本能
今日も授業の内容を、耳から耳へと通過させる。
学ぶことに興味のない俺は、あくびなんかして、時間を無駄に浪費させた。人生は退屈だ。が、真面目に勉強するつもりも甚だない。将来のため、出席だけはしてやってるが、いつ終わるかわからない人生の貴重な一日を、いつ使うかわからないこんな雑学のために削るのは納得いかない。つーか、自由を主張するくせに義務だのなんだの言われると、なんて言うか、勝手だなぁ、と思う。

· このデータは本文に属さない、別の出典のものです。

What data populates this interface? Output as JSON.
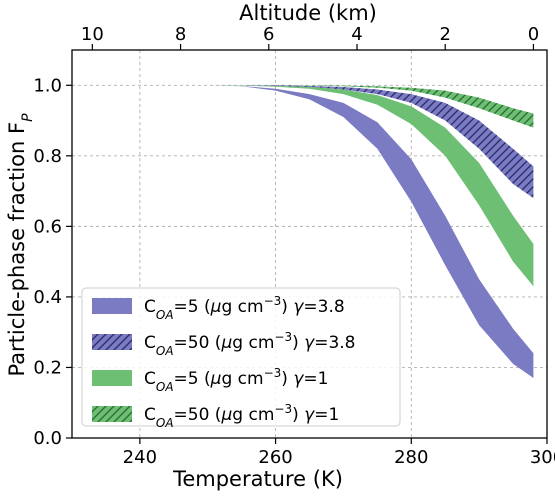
{
  "chart_data": {
    "type": "area",
    "xlabel": "Temperature (K)",
    "top_xlabel": "Altitude (km)",
    "ylabel": "Particle-phase fraction F",
    "ylabel_sub": "P",
    "xlim": [
      230,
      300
    ],
    "ylim": [
      0.0,
      1.1
    ],
    "x_ticks": [
      240,
      260,
      280,
      300
    ],
    "y_ticks": [
      0.0,
      0.2,
      0.4,
      0.6,
      0.8,
      1.0
    ],
    "top_ticks": [
      {
        "label": "10",
        "temperature": 233
      },
      {
        "label": "8",
        "temperature": 246
      },
      {
        "label": "6",
        "temperature": 259
      },
      {
        "label": "4",
        "temperature": 272
      },
      {
        "label": "2",
        "temperature": 285
      },
      {
        "label": "0",
        "temperature": 298
      }
    ],
    "grid": true,
    "legend_position": "lower-left",
    "colors": {
      "purple": "#7b7bc4",
      "green": "#6dbf73"
    },
    "series": [
      {
        "legend": {
          "pre": "C",
          "sub": "OA",
          "mid": "=5 (",
          "mu": "μ",
          "unit": "g cm",
          "sup": "−3",
          "gpre": ") ",
          "gamma": "γ",
          "gval": "=3.8"
        },
        "color": "#7b7bc4",
        "hatch": false,
        "x": [
          250,
          255,
          260,
          265,
          270,
          275,
          280,
          285,
          290,
          295,
          298
        ],
        "upper": [
          1.0,
          0.998,
          0.99,
          0.975,
          0.95,
          0.895,
          0.79,
          0.63,
          0.45,
          0.31,
          0.24
        ],
        "lower": [
          1.0,
          0.997,
          0.985,
          0.96,
          0.91,
          0.82,
          0.67,
          0.49,
          0.32,
          0.21,
          0.17
        ]
      },
      {
        "legend": {
          "pre": "C",
          "sub": "OA",
          "mid": "=50 (",
          "mu": "μ",
          "unit": "g cm",
          "sup": "−3",
          "gpre": ") ",
          "gamma": "γ",
          "gval": "=3.8"
        },
        "color": "#7b7bc4",
        "hatch": true,
        "x": [
          250,
          255,
          260,
          265,
          270,
          275,
          280,
          285,
          290,
          295,
          298
        ],
        "upper": [
          1.0,
          1.0,
          1.0,
          0.998,
          0.995,
          0.988,
          0.975,
          0.95,
          0.9,
          0.82,
          0.77
        ],
        "lower": [
          1.0,
          1.0,
          0.998,
          0.995,
          0.988,
          0.975,
          0.95,
          0.9,
          0.82,
          0.72,
          0.68
        ]
      },
      {
        "legend": {
          "pre": "C",
          "sub": "OA",
          "mid": "=5 (",
          "mu": "μ",
          "unit": "g cm",
          "sup": "−3",
          "gpre": ") ",
          "gamma": "γ",
          "gval": "=1"
        },
        "color": "#6dbf73",
        "hatch": false,
        "x": [
          250,
          255,
          260,
          265,
          270,
          275,
          280,
          285,
          290,
          295,
          298
        ],
        "upper": [
          1.0,
          1.0,
          0.998,
          0.995,
          0.988,
          0.972,
          0.94,
          0.88,
          0.78,
          0.63,
          0.55
        ],
        "lower": [
          1.0,
          0.999,
          0.996,
          0.99,
          0.975,
          0.945,
          0.89,
          0.8,
          0.66,
          0.5,
          0.43
        ]
      },
      {
        "legend": {
          "pre": "C",
          "sub": "OA",
          "mid": "=50 (",
          "mu": "μ",
          "unit": "g cm",
          "sup": "−3",
          "gpre": ") ",
          "gamma": "γ",
          "gval": "=1"
        },
        "color": "#6dbf73",
        "hatch": true,
        "x": [
          250,
          255,
          260,
          265,
          270,
          275,
          280,
          285,
          290,
          295,
          298
        ],
        "upper": [
          1.0,
          1.0,
          1.0,
          1.0,
          0.999,
          0.997,
          0.993,
          0.985,
          0.965,
          0.935,
          0.92
        ],
        "lower": [
          1.0,
          1.0,
          1.0,
          0.999,
          0.997,
          0.993,
          0.985,
          0.965,
          0.935,
          0.9,
          0.88
        ]
      }
    ]
  }
}
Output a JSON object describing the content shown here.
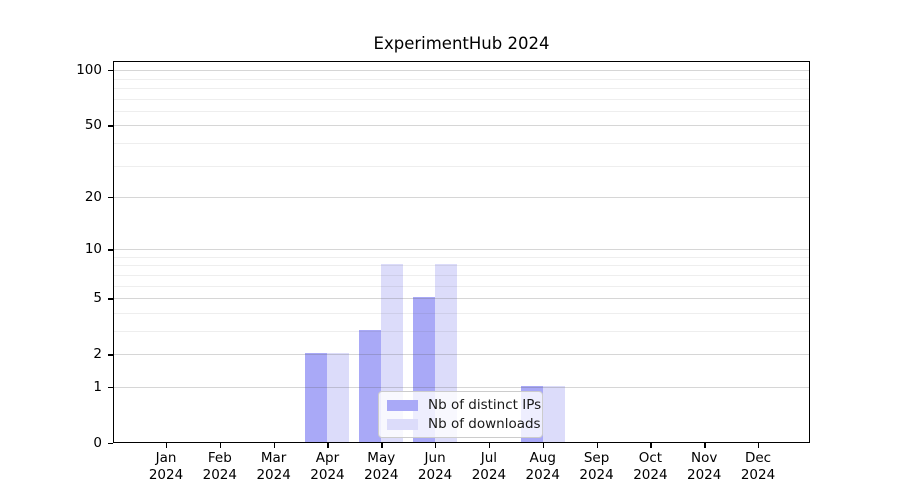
{
  "chart_data": {
    "type": "bar",
    "title": "ExperimentHub 2024",
    "categories": [
      "Jan",
      "Feb",
      "Mar",
      "Apr",
      "May",
      "Jun",
      "Jul",
      "Aug",
      "Sep",
      "Oct",
      "Nov",
      "Dec"
    ],
    "category_year": "2024",
    "series": [
      {
        "name": "Nb of distinct IPs",
        "color": "#a9a9f7",
        "values": [
          0,
          0,
          0,
          2,
          3,
          5,
          0,
          1,
          0,
          0,
          0,
          0
        ]
      },
      {
        "name": "Nb of downloads",
        "color": "#dcdcfa",
        "values": [
          0,
          0,
          0,
          2,
          8,
          8,
          0,
          1,
          0,
          0,
          0,
          0
        ]
      }
    ],
    "xlabel": "",
    "ylabel": "",
    "y_scale": "log1p",
    "ylim": [
      0,
      120
    ],
    "y_ticks": [
      0,
      1,
      2,
      5,
      10,
      20,
      50,
      100
    ],
    "y_tick_labels": [
      "0",
      "1",
      "2",
      "5",
      "10",
      "20",
      "50",
      "100"
    ],
    "grid_minor_values": [
      3,
      4,
      6,
      7,
      8,
      9,
      30,
      40,
      60,
      70,
      80,
      90
    ],
    "grid": "horizontal",
    "legend_position": "lower center",
    "colors": {
      "axis": "#000000",
      "grid_major": "#d6d6d6",
      "grid_minor": "#efefef",
      "legend_border": "#cccccc",
      "background": "#ffffff"
    }
  }
}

まあ、それも屁理屈だということは重々承知している。だが、納得いかない。学生の戯言だと思ってくれ。
無駄に過ぎていく時間。まだわからない勉強の意味。
時々、考えることがある。超能力があれば。
なんでも生み出せる能力、人を操れる能力、そんなのがあれば、今、この勉強は全てが無意味となる。

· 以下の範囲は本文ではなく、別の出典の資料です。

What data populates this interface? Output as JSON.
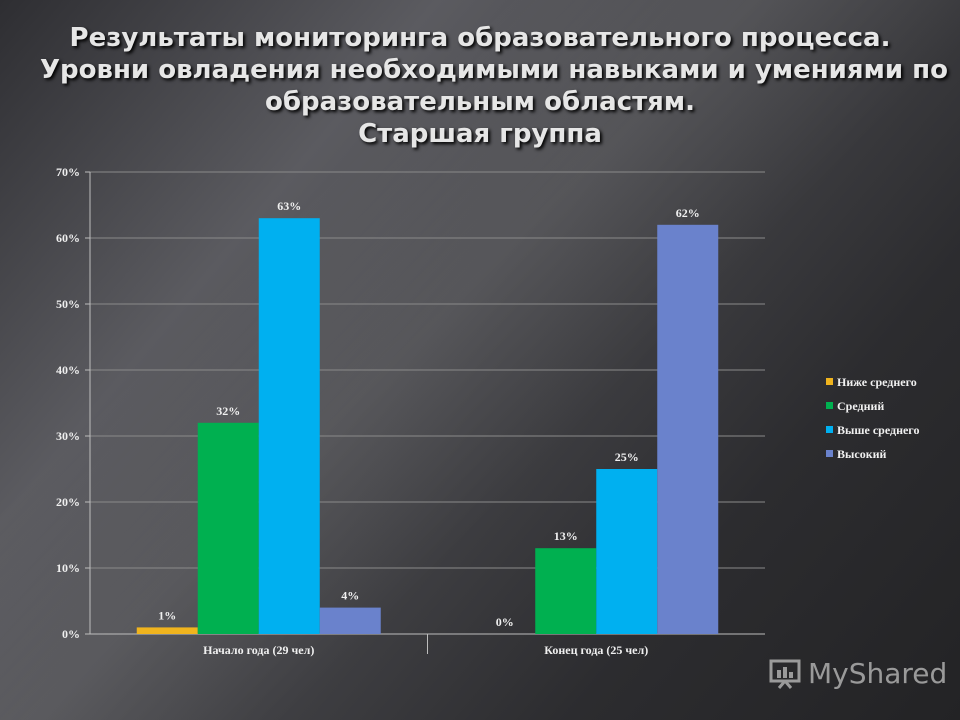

楽して生きたい。そう考えるのは、決して悪いことではないだろう。先人たちも、そう考え、効率化してきた。その証拠が、キカイだ。最近はAIなんかも発達して、人間の働く意味すらも、なくなりつつある。
まぁ、屁理屈なんだけど……。超能力があれば、苦労しないのになぁ。自分の異質な部分と言ったら、月が紅く見えること、くらいか。うん、いらねえ。
月が紅く見えて、メリットを感じたことは一つもない。ただ、「ちょっとオシャレ!」ってくらいだ。十六年も生きたら、そんなの、どうでもいい。

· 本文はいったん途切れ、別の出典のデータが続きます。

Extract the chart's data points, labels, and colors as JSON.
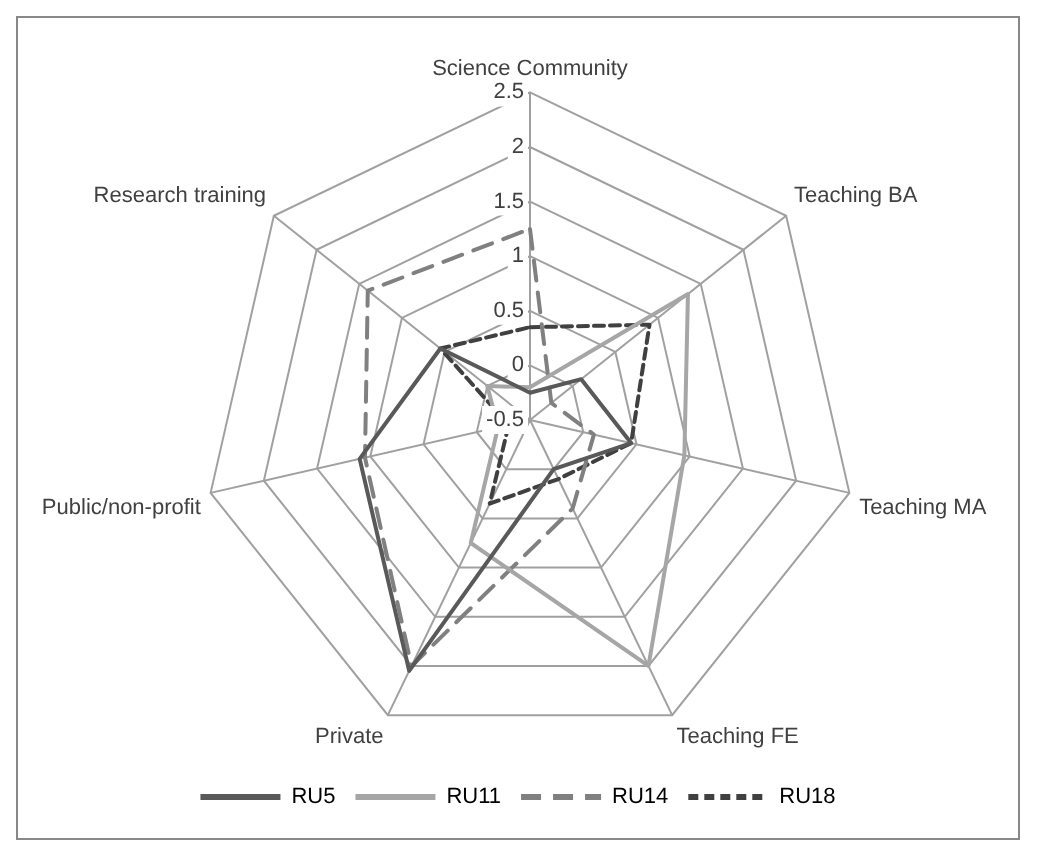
{
  "chart_data": {
    "type": "radar",
    "categories": [
      "Science Community",
      "Teaching BA",
      "Teaching MA",
      "Teaching FE",
      "Private",
      "Public/non-profit",
      "Research training"
    ],
    "series": [
      {
        "name": "RU5",
        "color": "#595959",
        "line_style": "solid",
        "values": [
          -0.25,
          0.1,
          0.45,
          0,
          2.05,
          1.1,
          0.55
        ]
      },
      {
        "name": "RU11",
        "color": "#a6a6a6",
        "line_style": "solid",
        "values": [
          -0.2,
          1.35,
          0.95,
          2,
          0.75,
          -0.2,
          0
        ]
      },
      {
        "name": "RU14",
        "color": "#808080",
        "line_style": "dashed",
        "values": [
          1.25,
          -0.25,
          0.1,
          0.4,
          2,
          1.05,
          1.4
        ]
      },
      {
        "name": "RU18",
        "color": "#404040",
        "line_style": "dotted",
        "values": [
          0.35,
          0.9,
          0.45,
          0.1,
          0.35,
          -0.3,
          0.55
        ]
      }
    ],
    "ylim": [
      -0.5,
      2.5
    ],
    "yticks": [
      -0.5,
      0,
      0.5,
      1,
      1.5,
      2,
      2.5
    ],
    "grid": true,
    "legend": "bottom",
    "marker": "none"
  }
}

学校が終わると、俺は美術部の課題を仕上げるべく、路地裏へ向かう。今回は「パンク」をテーマとした絵を描きたかった。居心地はよくなさそうだから、写真だけ撮って学校に戻ろう。
商店街の隅の隅。店と店の狭い隙間を潜る。スマホをポケットから取り出し、いいスポットを散策していると、激しい怒号が鼓膜を揺らした。
「ごめんなさい! 来週には用意しますっ!」
「もう待てねえなあ。お前の親、生命保険入っただろ?」
あれは……小学生だろうか? 小さな女の子が黒服に怒鳴られてる。状況と話しから察するに、闇金か。
「まずはお前からだ。安心しろ、すぐに親も送ってやるから」
「やっ、やめて!」
黒服はナイフをチラつかせながら、少女に迫る。これは、かなり危険な状態だ。助けるか? いや、しかし、俺が行ったところで何か変わるか?
ここは素直に立ち去るべきだ。死んだら元も子もない。これが普通の考えだ。そもそも、体が動かないだろう。と、思っていた。
……困ったことに、俺はそんなことはなかった。
死ぬのが怖くない。というか、死んでもいいとまで思ってしまう。自棄ともまた違う、本能的なそれは死に対して驚くほどに寛容だった。
人生は退屈だ。ちょっとくらいスリルが欲しい。
自分でもよくわからない。ただ、ワクワクしている、好戦的な自分が怖い。
気づいたときには、少女を庇う形で、両手を広げていた。